Sultanahmet cezaevi’nde başlattığı Kuvayi Milliye adlı Kurtuluş Savaşı Destanı’nı Çankırı’da sürdürdü Nazım. Bir yandan da 1950 yılına gelindiğinde on dokuz bin dizeye ulaşacak olan ’’Memleketimden İnsan Manzaraları’’nı yazmaya başlamıştı. Üç yüz farklı insanı betimlediği Memleketimden İnsan Manzaraları Türkiye’nin o günkü sosyal konumunu nesnel bir bakış açısıyla gözler önüne sergiler. Nazım’ın Komünist ;ama yurtsever kişiliğinin belirgin izlerini taşıyan Kurtuluş Savaşı Destanı ise Bağımsızlık Savaşı’mızın en güzel, en gerçekçi destanıdır.
Nazım’ın en güzel şiirlerinden biri de ’’Saman Sarısı’’dır. Nazım, Saman Sarısı şiirini son eşi Vera Tulyakova’ya yazdı. Tanıştıklarında Nazım 55 Vera ise henüz 24 yaşındaydı. Çok güzel bir kadındı Vera! Aşık olunacak bir kadındı; ’’saçları saman sarısı, kirpikleri mavi...’’
Kuşkusuz başka aşkları da oldu Nazım’ın; Piraye’den Semiha Berksoy’a, Nüzhet’ten Münevver’e kadar...Şairdi, şairler de severdi diğer insanlar gibi...
Hayatı sürgünlerde, hapislerde, acılar içinde geçen Nazım 3 Haziran 1963’te; sabahın ilk saatlerinde geçirdiği kalp krizi sonucunda öldü. ’’Anadolu’da bir köy mezarlığına gömün beni’’ diyecek kadar alçak gönüllü olan bu büyük şair, yurdundan uzakta Moskova’daki Novadevichy Mezarlığında yatıyor.
Sonuç olarak, sanatında toplum gibi muhafazakarlaştırılmaya çalışıldığı ülkemizde Nazım’ın değeri gün be gün artıyor.
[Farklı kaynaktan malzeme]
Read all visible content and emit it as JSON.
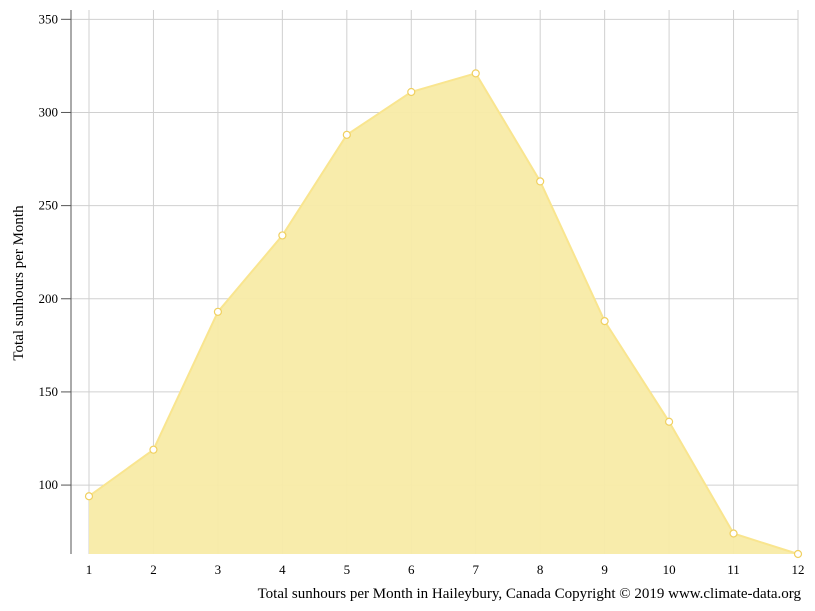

Her şeyi yapmaya muktedir olduklarının sarhoşluğuna kapılan kapitalist İslamcıların toplumu kültürel alanda kucaklayarak seçenek yaratmaları mümkün değil. Muhafazakar sanat, dondurulmuş bir yaşam biçimini kendine malzeme yapar. Sanat, doğal akışına ters bir mecrada gelişemez; sanat değişim demektir. Güç olarak iktidarları arkalarına alan sanatçıların saray soytarılarından farkı yoktur. İktidarlar sanatın eğlence olduğunu iddia ederler. Yalandır. Nazım Hikmet, eğlence olsun diye şiirler yazmamış, şiirleri nedeniyle hapislerde yatmıştır. Sanat üretmek, şiir yazmak, kitap okumak, müzik dinlemek, heykel yapmak biz insanoğlunu hayvanlardan ayıran belki de en biricik özelliğimizdir. Kamusal alanlarını alabildiğine sanata açan toplumlar daha demokratik, daha insancı toplumlardır.
Sanat bizi insan olmaya çağırır, tıpkı Nazım’ın şiirleri gibi...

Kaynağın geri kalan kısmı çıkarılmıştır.